Броненосный крейсер "Асама"
"Асама" в этом бою умудрился собрать уже "флэш рояль": строго по одному попаданию всех калибров от двенадцати до трёх дюймов. Вот такие чудеса бывают на войне. Но только одно было очень серьёзным – двенадцатидюймовый снаряд с "Полтавы" разорвался в угольной яме, открыв через пробоину доступ морской воде. Пришлось выходить из строя и заделывать здоровенную дырищу в борту, откачивать воду… Но "Асама", справившись с этим, вернулся в линию и последние полчаса успешно громил на пару с "Асахи", подставившихся "Бородино" и "Пересвета". Последний уже выходил из строя нещадно избитый японской парой, но, по русскому обычаю, преподнёс на прощание "на посошок"… "Полнёхонький стакан"…
Её величество Фортуна весело подмигнула русским…

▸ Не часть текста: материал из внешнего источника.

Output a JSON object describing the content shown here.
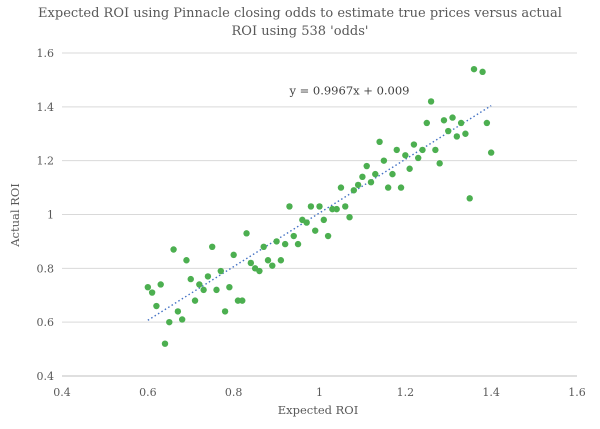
{
  "chart_data": {
    "type": "scatter",
    "title_lines": [
      "Expected ROI using Pinnacle closing odds to estimate true prices versus actual",
      "ROI using 538 'odds'"
    ],
    "xlabel": "Expected ROI",
    "ylabel": "Actual ROI",
    "xlim": [
      0.4,
      1.6
    ],
    "ylim": [
      0.4,
      1.6
    ],
    "x_ticks": [
      0.4,
      0.6,
      0.8,
      1.0,
      1.2,
      1.4,
      1.6
    ],
    "x_tick_labels": [
      "0.4",
      "0.6",
      "0.8",
      "1",
      "1.2",
      "1.4",
      "1.6"
    ],
    "y_ticks": [
      0.4,
      0.6,
      0.8,
      1.0,
      1.2,
      1.4,
      1.6
    ],
    "y_tick_labels": [
      "0.4",
      "0.6",
      "0.8",
      "1",
      "1.2",
      "1.4",
      "1.6"
    ],
    "grid": "horizontal",
    "legend": "none",
    "point_color": "#4caf50",
    "trend_color": "#4472c4",
    "grid_color": "#d9d9d9",
    "trendline": {
      "equation_label": "y = 0.9967x + 0.009",
      "slope": 0.9967,
      "intercept": 0.009,
      "x_range": [
        0.6,
        1.4
      ],
      "label_anchor": [
        0.93,
        1.46
      ]
    },
    "points": [
      [
        0.6,
        0.73
      ],
      [
        0.61,
        0.71
      ],
      [
        0.62,
        0.66
      ],
      [
        0.63,
        0.74
      ],
      [
        0.64,
        0.52
      ],
      [
        0.65,
        0.6
      ],
      [
        0.66,
        0.87
      ],
      [
        0.67,
        0.64
      ],
      [
        0.68,
        0.61
      ],
      [
        0.69,
        0.83
      ],
      [
        0.7,
        0.76
      ],
      [
        0.71,
        0.68
      ],
      [
        0.72,
        0.74
      ],
      [
        0.73,
        0.72
      ],
      [
        0.74,
        0.77
      ],
      [
        0.75,
        0.88
      ],
      [
        0.76,
        0.72
      ],
      [
        0.77,
        0.79
      ],
      [
        0.78,
        0.64
      ],
      [
        0.79,
        0.73
      ],
      [
        0.8,
        0.85
      ],
      [
        0.81,
        0.68
      ],
      [
        0.82,
        0.68
      ],
      [
        0.83,
        0.93
      ],
      [
        0.84,
        0.82
      ],
      [
        0.85,
        0.8
      ],
      [
        0.86,
        0.79
      ],
      [
        0.87,
        0.88
      ],
      [
        0.88,
        0.83
      ],
      [
        0.89,
        0.81
      ],
      [
        0.9,
        0.9
      ],
      [
        0.91,
        0.83
      ],
      [
        0.92,
        0.89
      ],
      [
        0.93,
        1.03
      ],
      [
        0.94,
        0.92
      ],
      [
        0.95,
        0.89
      ],
      [
        0.96,
        0.98
      ],
      [
        0.97,
        0.97
      ],
      [
        0.98,
        1.03
      ],
      [
        0.99,
        0.94
      ],
      [
        1.0,
        1.03
      ],
      [
        1.01,
        0.98
      ],
      [
        1.02,
        0.92
      ],
      [
        1.03,
        1.02
      ],
      [
        1.04,
        1.02
      ],
      [
        1.05,
        1.1
      ],
      [
        1.06,
        1.03
      ],
      [
        1.07,
        0.99
      ],
      [
        1.08,
        1.09
      ],
      [
        1.09,
        1.11
      ],
      [
        1.1,
        1.14
      ],
      [
        1.11,
        1.18
      ],
      [
        1.12,
        1.12
      ],
      [
        1.13,
        1.15
      ],
      [
        1.14,
        1.27
      ],
      [
        1.15,
        1.2
      ],
      [
        1.16,
        1.1
      ],
      [
        1.17,
        1.15
      ],
      [
        1.18,
        1.24
      ],
      [
        1.19,
        1.1
      ],
      [
        1.2,
        1.22
      ],
      [
        1.21,
        1.17
      ],
      [
        1.22,
        1.26
      ],
      [
        1.23,
        1.21
      ],
      [
        1.24,
        1.24
      ],
      [
        1.25,
        1.34
      ],
      [
        1.26,
        1.42
      ],
      [
        1.27,
        1.24
      ],
      [
        1.28,
        1.19
      ],
      [
        1.29,
        1.35
      ],
      [
        1.3,
        1.31
      ],
      [
        1.31,
        1.36
      ],
      [
        1.32,
        1.29
      ],
      [
        1.33,
        1.34
      ],
      [
        1.34,
        1.3
      ],
      [
        1.35,
        1.06
      ],
      [
        1.36,
        1.54
      ],
      [
        1.38,
        1.53
      ],
      [
        1.39,
        1.34
      ],
      [
        1.4,
        1.23
      ]
    ]
  }
}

Для русских десятидюймовых снарядов дистанция в двенадцать кабельтовых – практически детская. И пара таких, свободно проломив бортовую броню "Асамы", проникла в соседние, подопустевшие угольные ямы. Причём одна их них была именно та, в которой уже побывал полтавский "подарок". Мало того: ОБА СНАРЯДА ВЗОРВАЛИСЬ. В результате в борту японского крейсера образовалась здоровенная пробоина и в неё бодро стала вливаться вода…
— Иида! — заорал в переговорное устройство командир "Асамы", капитан первого ранга Ясиро. — Немедленно доклад о повреждениях!

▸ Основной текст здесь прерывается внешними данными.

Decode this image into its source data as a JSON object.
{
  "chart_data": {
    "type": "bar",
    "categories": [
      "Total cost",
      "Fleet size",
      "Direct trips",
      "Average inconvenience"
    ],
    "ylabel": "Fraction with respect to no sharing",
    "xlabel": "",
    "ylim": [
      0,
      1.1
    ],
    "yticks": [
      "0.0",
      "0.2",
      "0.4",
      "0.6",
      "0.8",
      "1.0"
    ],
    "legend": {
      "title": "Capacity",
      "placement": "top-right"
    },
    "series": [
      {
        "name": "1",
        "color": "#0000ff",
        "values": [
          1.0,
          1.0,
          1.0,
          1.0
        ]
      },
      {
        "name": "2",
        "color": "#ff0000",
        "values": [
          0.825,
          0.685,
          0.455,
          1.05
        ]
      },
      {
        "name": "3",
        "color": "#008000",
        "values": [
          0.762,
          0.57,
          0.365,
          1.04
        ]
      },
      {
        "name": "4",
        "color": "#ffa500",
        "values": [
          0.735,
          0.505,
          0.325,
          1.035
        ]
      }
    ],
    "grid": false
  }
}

Ясиро прекрасно ощутил несколько секунд назад взрыв пары снарядов, попавших в его крейсер, но когда тот стал так стремительно крениться… Это было слишком для такого огромного корабля даже при попадании нескольких тяжёлых снарядов.
Обратный доклад был малооптимистичным: немедленно выходить из боя, ВЕСЬ экипаж на перегрузку угля из ям правого борта в ямы левого (там уже было проведено контрзатопление нескольких отсеков, но это помогало мало). Только при выполнении этих условий ЕСТЬ ШАНС добраться до берегов острова Цусима…
"Асама" резко отвернул на запад и на всех парах, которые могли быть позволены при таких повреждениях, стал удаляться на запад. Капитан первого ранга Ясиро понимал, что жить ему осталось в лучшем случае до рассвета, когда он расстелит красную циновку и уйдёт из жизни так, как положено самураю не выполнившему приказ. Древние обычаи требовали оставаться в бою до конца, умереть самому, умереть вместе с людьми, которыми он командовал, но не отступать… Но европейское влияние всё-таки слегка изменило психологию японцев: думать нужно не только о своей чести, но и о стране. А стране было необходимо сохранить при таких обстоятельствах каждый вымпел, каждого моряка… И командир "Асамы" это понимал. Он сделает всё, чтобы дойти до Такесики, но никто не посмеет ему воспрепятствовать уйти из жизни, чтобы не опозорить себя…
Радиограмма адмирала Тóго командирам кораблейКатегорически запрещаю командирам кораблей, вышедших из боя по объективным причинам, лишать себя жизни до разбирательства причин выхода. Боги сегодня были не на нашей стороне, но так не будет вечно. Империи нужен флот, нужны корабли, которые вы спасли, нужны моряки. Вы, ваше образование, слишком дорого обошлись Империи. Вы не имеете права уйти из жизни без разрешения.
Приказ довести до всех офицеров, кондукторов и матросов
До Такесики оставалось с десяток миль, когда из низов крейсера на мостик поднялся инженер Иида.
— Рокуро, — обратился он к командиру. — Мы не дотянем. Поверь, раз уж видишь меня здесь, раз я не с трюмной командой. Шансов почти никаких.
— Почти или никаких? — мрачно переспросил Ясиро.